Mapping the sequence mutations of the 2009 H1N1 influenza A virus neuraminidase relative to drug and antibody binding sites

Abstract

In this work, we study the consequences of sequence variations of the "2009 H1N1" (swine or Mexican flu) influenza A virus strain neuraminidase for drug treatment and vaccination. We find that it is phylogenetically more closely related to European H1N1 swine flu and H5N1 avian flu rather than to the H1N1 counterparts in the Americas. Homology-based 3D structure modeling reveals that the novel mutations are preferentially located at the protein surface and do not interfere with the active site. The latter is the binding cavity for 3 currently used neuraminidase inhibitors: oseltamivir (Tamiflu), zanamivir (Relenza) and peramivir; thus, the drugs should remain effective for treatment. However, the antigenic regions of the neuraminidase relevant for vaccine development, serological typing and passive antibody treatment can differ from those of previous strains and already vary among patients.

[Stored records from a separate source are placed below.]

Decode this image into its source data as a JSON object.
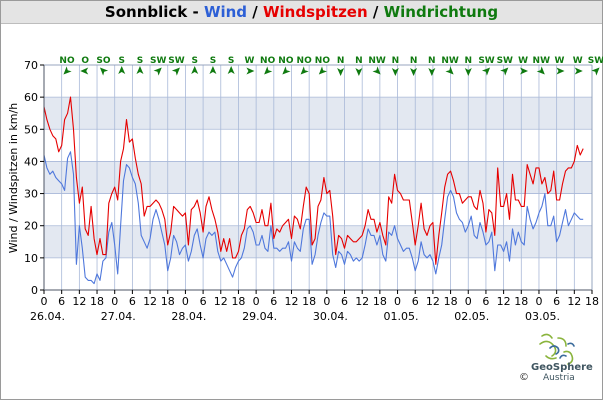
{
  "title": {
    "station": "Sonnblick",
    "sep1": " - ",
    "wind": "Wind",
    "sep2": " / ",
    "gusts": "Windspitzen",
    "sep3": " / ",
    "direction": "Windrichtung"
  },
  "colors": {
    "wind": "#4f78dc",
    "gusts": "#e60000",
    "direction": "#0f7a0f",
    "band": "#e3e8f1",
    "grid": "#a9b9d8",
    "title_bg": "#e4e4e4"
  },
  "logo": {
    "name": "GeoSphere",
    "sub": "Austria",
    "copyright": "©"
  },
  "chart_data": {
    "type": "line",
    "title": "Sonnblick - Wind / Windspitzen / Windrichtung",
    "ylabel": "Wind / Windspitzen in km/h",
    "xlabel": "",
    "ylim": [
      0,
      70
    ],
    "yticks": [
      0,
      10,
      20,
      30,
      40,
      50,
      60,
      70
    ],
    "xlim_hours": [
      0,
      186
    ],
    "x_tick_hours": [
      0,
      6,
      12,
      18
    ],
    "day_labels": [
      "26.04.",
      "27.04.",
      "28.04.",
      "29.04.",
      "30.04.",
      "01.05.",
      "02.05.",
      "03.05."
    ],
    "grid": true,
    "wind_directions": [
      "NO",
      "O",
      "SO",
      "S",
      "S",
      "SW",
      "SW",
      "S",
      "S",
      "S",
      "W",
      "NO",
      "NO",
      "NO",
      "NO",
      "N",
      "N",
      "NW",
      "N",
      "N",
      "N",
      "NW",
      "N",
      "SW",
      "SW",
      "W",
      "NW",
      "W",
      "W",
      "SW"
    ],
    "series": [
      {
        "name": "Wind",
        "x_hours": [
          0,
          1,
          2,
          3,
          4,
          5,
          6,
          7,
          8,
          9,
          10,
          11,
          12,
          13,
          14,
          15,
          16,
          17,
          18,
          19,
          20,
          21,
          22,
          23,
          24,
          25,
          26,
          27,
          28,
          29,
          30,
          31,
          32,
          33,
          34,
          35,
          36,
          37,
          38,
          39,
          40,
          41,
          42,
          43,
          44,
          45,
          46,
          47,
          48,
          49,
          50,
          51,
          52,
          53,
          54,
          55,
          56,
          57,
          58,
          59,
          60,
          61,
          62,
          63,
          64,
          65,
          66,
          67,
          68,
          69,
          70,
          71,
          72,
          73,
          74,
          75,
          76,
          77,
          78,
          79,
          80,
          81,
          82,
          83,
          84,
          85,
          86,
          87,
          88,
          89,
          90,
          91,
          92,
          93,
          94,
          95,
          96,
          97,
          98,
          99,
          100,
          101,
          102,
          103,
          104,
          105,
          106,
          107,
          108,
          109,
          110,
          111,
          112,
          113,
          114,
          115,
          116,
          117,
          118,
          119,
          120,
          121,
          122,
          123,
          124,
          125,
          126,
          127,
          128,
          129,
          130,
          131,
          132,
          133,
          134,
          135,
          136,
          137,
          138,
          139,
          140,
          141,
          142,
          143,
          144,
          145,
          146,
          147,
          148,
          149,
          150,
          151,
          152,
          153,
          154,
          155,
          156,
          157,
          158,
          159,
          160,
          161,
          162,
          163,
          164,
          165,
          166,
          167,
          168,
          169,
          170,
          171,
          172,
          173,
          174,
          175,
          176,
          177,
          178,
          179,
          180,
          181,
          182,
          183
        ],
        "values": [
          42,
          38,
          36,
          37,
          35,
          34,
          33,
          31,
          41,
          43,
          36,
          8,
          20,
          13,
          4,
          3,
          3,
          2,
          5,
          3,
          9,
          10,
          18,
          21,
          14,
          5,
          20,
          34,
          39,
          38,
          35,
          33,
          27,
          17,
          15,
          13,
          16,
          22,
          25,
          22,
          18,
          14,
          6,
          10,
          17,
          15,
          11,
          13,
          14,
          9,
          12,
          17,
          19,
          14,
          10,
          16,
          18,
          17,
          18,
          12,
          9,
          10,
          8,
          6,
          4,
          7,
          9,
          10,
          13,
          19,
          20,
          18,
          14,
          14,
          17,
          13,
          12,
          20,
          13,
          13,
          12,
          13,
          13,
          15,
          9,
          15,
          13,
          12,
          19,
          22,
          22,
          8,
          11,
          17,
          21,
          24,
          23,
          23,
          11,
          7,
          12,
          11,
          8,
          12,
          11,
          9,
          10,
          9,
          10,
          14,
          19,
          17,
          17,
          14,
          17,
          11,
          9,
          18,
          17,
          20,
          16,
          14,
          12,
          13,
          13,
          10,
          6,
          9,
          15,
          11,
          10,
          11,
          9,
          5,
          10,
          14,
          22,
          29,
          31,
          29,
          24,
          22,
          21,
          18,
          20,
          23,
          17,
          16,
          21,
          18,
          14,
          15,
          18,
          6,
          14,
          14,
          12,
          15,
          9,
          19,
          14,
          18,
          15,
          14,
          26,
          22,
          19,
          21,
          24,
          26,
          30,
          20,
          20,
          23,
          15,
          17,
          21,
          25,
          20,
          22,
          24,
          23,
          22,
          22
        ]
      },
      {
        "name": "Windspitzen",
        "x_hours": [
          0,
          1,
          2,
          3,
          4,
          5,
          6,
          7,
          8,
          9,
          10,
          11,
          12,
          13,
          14,
          15,
          16,
          17,
          18,
          19,
          20,
          21,
          22,
          23,
          24,
          25,
          26,
          27,
          28,
          29,
          30,
          31,
          32,
          33,
          34,
          35,
          36,
          37,
          38,
          39,
          40,
          41,
          42,
          43,
          44,
          45,
          46,
          47,
          48,
          49,
          50,
          51,
          52,
          53,
          54,
          55,
          56,
          57,
          58,
          59,
          60,
          61,
          62,
          63,
          64,
          65,
          66,
          67,
          68,
          69,
          70,
          71,
          72,
          73,
          74,
          75,
          76,
          77,
          78,
          79,
          80,
          81,
          82,
          83,
          84,
          85,
          86,
          87,
          88,
          89,
          90,
          91,
          92,
          93,
          94,
          95,
          96,
          97,
          98,
          99,
          100,
          101,
          102,
          103,
          104,
          105,
          106,
          107,
          108,
          109,
          110,
          111,
          112,
          113,
          114,
          115,
          116,
          117,
          118,
          119,
          120,
          121,
          122,
          123,
          124,
          125,
          126,
          127,
          128,
          129,
          130,
          131,
          132,
          133,
          134,
          135,
          136,
          137,
          138,
          139,
          140,
          141,
          142,
          143,
          144,
          145,
          146,
          147,
          148,
          149,
          150,
          151,
          152,
          153,
          154,
          155,
          156,
          157,
          158,
          159,
          160,
          161,
          162,
          163,
          164,
          165,
          166,
          167,
          168,
          169,
          170,
          171,
          172,
          173,
          174,
          175,
          176,
          177,
          178,
          179,
          180,
          181,
          182,
          183
        ],
        "values": [
          57,
          53,
          50,
          48,
          47,
          43,
          45,
          53,
          55,
          60,
          50,
          35,
          27,
          32,
          19,
          17,
          26,
          16,
          11,
          16,
          11,
          11,
          27,
          30,
          32,
          28,
          40,
          44,
          53,
          46,
          47,
          41,
          36,
          33,
          23,
          26,
          26,
          27,
          28,
          27,
          25,
          22,
          14,
          18,
          26,
          25,
          24,
          23,
          24,
          14,
          25,
          26,
          28,
          24,
          18,
          26,
          29,
          25,
          22,
          18,
          12,
          16,
          12,
          16,
          10,
          10,
          12,
          17,
          19,
          25,
          26,
          24,
          21,
          21,
          25,
          20,
          20,
          27,
          16,
          19,
          18,
          20,
          21,
          22,
          16,
          23,
          22,
          19,
          26,
          32,
          30,
          14,
          16,
          26,
          28,
          35,
          30,
          31,
          23,
          11,
          17,
          16,
          13,
          17,
          16,
          15,
          15,
          16,
          17,
          20,
          25,
          22,
          22,
          18,
          21,
          17,
          14,
          29,
          27,
          36,
          31,
          30,
          28,
          28,
          28,
          21,
          14,
          20,
          27,
          19,
          17,
          20,
          21,
          8,
          17,
          24,
          32,
          36,
          37,
          34,
          30,
          30,
          27,
          28,
          29,
          29,
          26,
          25,
          31,
          27,
          18,
          25,
          24,
          17,
          38,
          26,
          26,
          30,
          22,
          36,
          28,
          28,
          26,
          26,
          39,
          36,
          33,
          38,
          38,
          33,
          35,
          30,
          31,
          37,
          28,
          28,
          33,
          37,
          38,
          38,
          40,
          45,
          42,
          44
        ]
      }
    ]
  }
}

Reviewers: This article was reviewed by Sandor Pongor and L. Aravind.

Figure 1

Domain architecture (drawn with ). Besides the labelled domains (TM ... transmembrane), grey lollipops indicate known and putative glycosylation sites and the red lollipop marks the conserved cysteine shown in Figure 2.

Figure 2

Representative alignment of the sequence environment of the conserved cysteine C49 that could either serve for intermolecular disulfide bridges or as palmitoylation site.

Figure 3

Phylogenetic tree of neuraminidase protein sequences of the N1 subtype family.

Figure 4

A) Surface representation of the structural model of the neuraminidase domain of the new strain in complex with zanamivir. Coloring is based on sequence conservation over all NA subtypes. Grey means no conservation. Other colors are according to physical properties: yellow ... hydrophobic, green ... polar, blue ... positive charge, red ... negative charge. Color intensities are proportional to strength of conservation. B) Mapping of new mutations to structure. Cyan colored residues are mutations at typical antibody recognition sites. Blue residues indicate differences to both the H5N1 avian flu as well as H1N1 from the 1918 Spanish flu. Yellow residues are intra-strain variations occurring in multiple patients of the 2009 H1N1 outbreak and orange if they have only been found in isolated patients, so far. Note that the intra-strain variation N248D is colored cyan since it is part of the antibody recognition site. The backbone of the antibody recognition sites is colored green and the bound drug and 3 calcium ions are shown in red.

Figure 5

Alignment of the NA domain of the 2009 H1N1 strain with the sequences in crystal structures of H5N1 avian flu as well as H1N1 from the 1918 Spanish flu. Residues within 3 Å of the bound drug are indicated with "#", while residues that are different in the new strain compared to both other structures are marked with "@".Intra-strain variation (Flex [AA] in the first annotation line) is displayed as the respective mutated residue in capital letters if found in multiple patients (e.g. D for the N248D substitution) or lower-case (e.g. "i" for V241I) for single occurrences. In the second annotation row, antigenic regions are labelled as "*". Residues with < 3 Å contact to antibodies are labelled "A" for interactions derived from PDB:1ncb, "B" from both PDB:1ncb and PDB:1nmb, "C" from PDB:1nmb and "D" from PDB:2aep.